A defensora defende que as plataformas digitais de jogos sofram as mesmas restrições da publicidade do cigarro – proibida desde 2000.
O defensor Público no Estado de São Paulo Marcelo Dayrell Vivas, que é coordenador da Comissão de Saúde da Associação Nacional das Defensoras Públicas e Defensores Públicos (Anadep), concorda. “É uma medida que a gente vê como essencial.”
O defensor acrescenta que o apelo massivo das bets aumentou expressivamente a procura pelos serviços da defensoria pública e a necessidade de atendimento à saúde mental. Dayrell Vivas avalia que o Estado ainda não está preparado para atender as demandas criadas a partir do início da operação das bets no Brasil em 2018.

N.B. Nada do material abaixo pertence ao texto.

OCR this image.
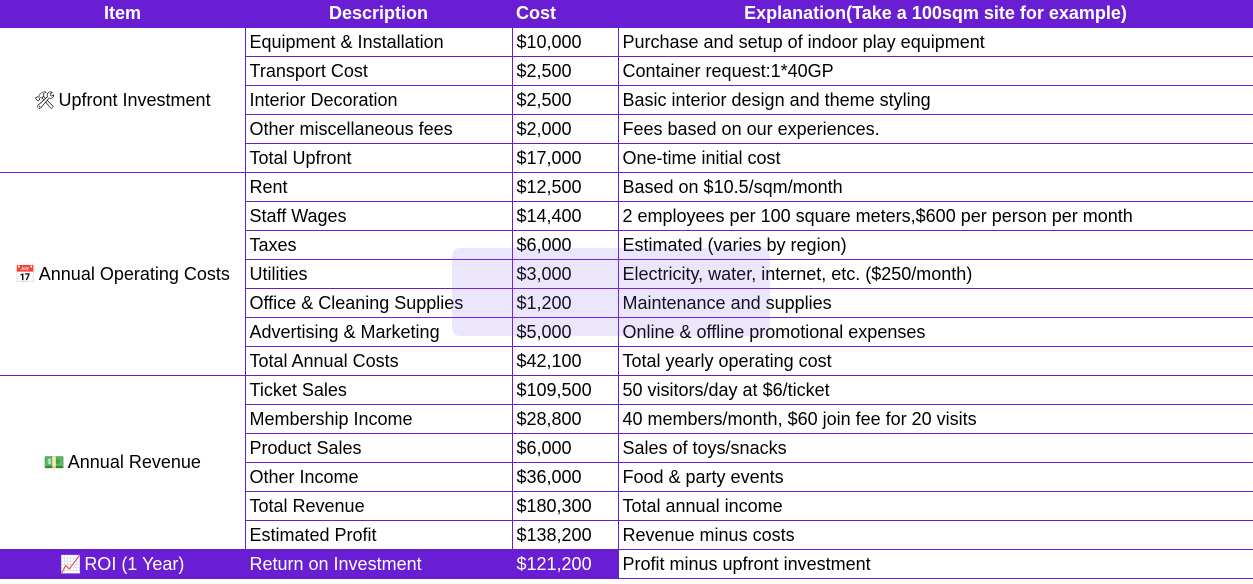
Item	Description	Cost	Explanation(Take a 100sqm site for example)
🛠 Upfront Investment	Equipment & Installation	$10,000	Purchase and setup of indoor play equipment
	Transport Cost	$2,500	Container request:1*40GP
	Interior Decoration	$2,500	Basic interior design and theme styling
	Other miscellaneous fees	$2,000	Fees based on our experiences.
	Total Upfront	$17,000	One-time initial cost
📅 Annual Operating Costs	Rent	$12,500	Based on $10.5/sqm/month
	Staff Wages	$14,400	2 employees per 100 square meters,$600 per person per month
	Taxes	$6,000	Estimated (varies by region)
	Utilities	$3,000	Electricity, water, internet, etc. ($250/month)
	Office & Cleaning Supplies	$1,200	Maintenance and supplies
	Advertising & Marketing	$5,000	Online & offline promotional expenses
	Total Annual Costs	$42,100	Total yearly operating cost
💵 Annual Revenue	Ticket Sales	$109,500	50 visitors/day at $6/ticket
	Membership Income	$28,800	40 members/month, $60 join fee for 20 visits
	Product Sales	$6,000	Sales of toys/snacks
	Other Income	$36,000	Food & party events
	Total Revenue	$180,300	Total annual income
	Estimated Profit	$138,200	Revenue minus costs
📈 ROI (1 Year)	Return on Investment	$121,200	Profit minus upfront investment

“Nos Caps [Centros de Atendimento Psicossocial] é preciso criar um grupo diferente e especializado para tratar desse tema. Nas UBS [Unidades Básicas de Saúde] é preciso dispor de horário específico para isso. Não adianta ter um grupo de dependências e colocar o usuário de crack, o usuário de álcool e o jogador crônico juntos.”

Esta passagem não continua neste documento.